La voce dei lettori

Coldiretti e conflitto d'interessi, una bella questione

Ci scrive Romano Satolli, direttore del "Giornale del Consumatore": l'organizzazione presieduta da Sergio Marini più che un'associazione di produttori agricoli, è diventata un'associazione di consumatori

03 maggio 2008 | T N

Caro Direttore,
Leggendo il redazionale pubblicato da "Teatro Naturale" sullo scandalo c.d.
Velenitaly e le dichiarazioni del Presidente della Coldiretti Sergio Marini in risposta ad una domanda di un giornalista, ho subito pensato che ha ragione quanto da molti mesi scrive "Spazio Rurale" a proposito della Coldiretti, quando dice che tale associazione, più che un'associazione di produttori agricoli, è diventata un'associazione di consumatori.

Ho pensato che in fondo ha ragione "Spazio Rurale", quando penso a certe
iniziative alle quali la gloriosa organizzazione si è prestata negli ultimi tempi, prima fra tutte la compagna coltro gli OGM.

Poiché in Italia i conflitti di interessi non ci sono solo nel mondo delle televisioni, non mi meraviglia che un domani, seguendo l'esempio dei nostri
sindacati, ognuno dei quali si è creato la sua associazione di consumatori,
anche la Coldiretti se ne crei uno ad hoc e richieda di far parte del Cncu
(Consiglio Nazionale Consumatori e Utenti).

Chissà se con la sua risposta dubbiosa, il sig, Marini abbia pensato che il danno all'immagine del Brunello si riflette su tutti i vignaioli di Montalcino che con il loro sudore ed i loro sacrifici forniscono la materia prima ad uno dei vini principe della nostra enologia. Sarebbe invece opportuno che la sua organizzazione, unitamente a tutta la filiera vitivinicola di tale vino, si chieda se non sia opportuno rivedere il disciplinare di produzione. Se con il solo Sangiovese il Brunello di Montalcino non incontra più i gusti dei consumatori, non sarebbe opportuno prevedere la presenza del 15% di altre uve rosse o, almeno, che tale modifica non riguardi la Doc Rosso di Montalcino?

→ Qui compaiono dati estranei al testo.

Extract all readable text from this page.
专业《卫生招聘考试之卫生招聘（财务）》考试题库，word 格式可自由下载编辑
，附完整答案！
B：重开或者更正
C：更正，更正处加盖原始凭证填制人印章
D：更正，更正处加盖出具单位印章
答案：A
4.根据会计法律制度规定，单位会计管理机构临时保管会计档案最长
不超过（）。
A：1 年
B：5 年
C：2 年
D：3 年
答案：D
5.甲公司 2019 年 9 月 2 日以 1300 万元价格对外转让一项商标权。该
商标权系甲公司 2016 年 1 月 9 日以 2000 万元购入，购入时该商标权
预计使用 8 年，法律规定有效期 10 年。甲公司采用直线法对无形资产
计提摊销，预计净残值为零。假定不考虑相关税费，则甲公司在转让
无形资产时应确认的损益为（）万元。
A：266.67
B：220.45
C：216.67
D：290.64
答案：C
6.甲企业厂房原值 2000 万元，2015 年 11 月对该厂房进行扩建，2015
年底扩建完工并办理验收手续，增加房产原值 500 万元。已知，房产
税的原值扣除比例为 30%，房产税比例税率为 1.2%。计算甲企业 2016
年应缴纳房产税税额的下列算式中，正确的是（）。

Il consumatore vuole bere un vino che lo soddisfa, poco gli importa che sia
di monovitigno, se poi la qualità non corrisponde ai suoi gusti: quelle
considerazioni lasciamole ai poeti del vino, a tutti quei menestrelli che
per anni hanno esaltato ed enfatizzato più del dovuto certi vini, imponendo
i loro gusti soprattutto ai consumatori meno acculturati per fare del vino
uno status symbol.

Se ci fossero state meno ciarle, avremmo avuto dei disciplinari di produzione dei vini a D.O. più vicini alla realtà senza tanti orpelli e purismi che costringono i produttori a disattendere certe norme inutilmente restrittive se vogliono che i loro vini incontrino i gusti della massa dei consumatori.

Con i migliori saluti.
Romano Satolli
"Il Giornale del Consumatore"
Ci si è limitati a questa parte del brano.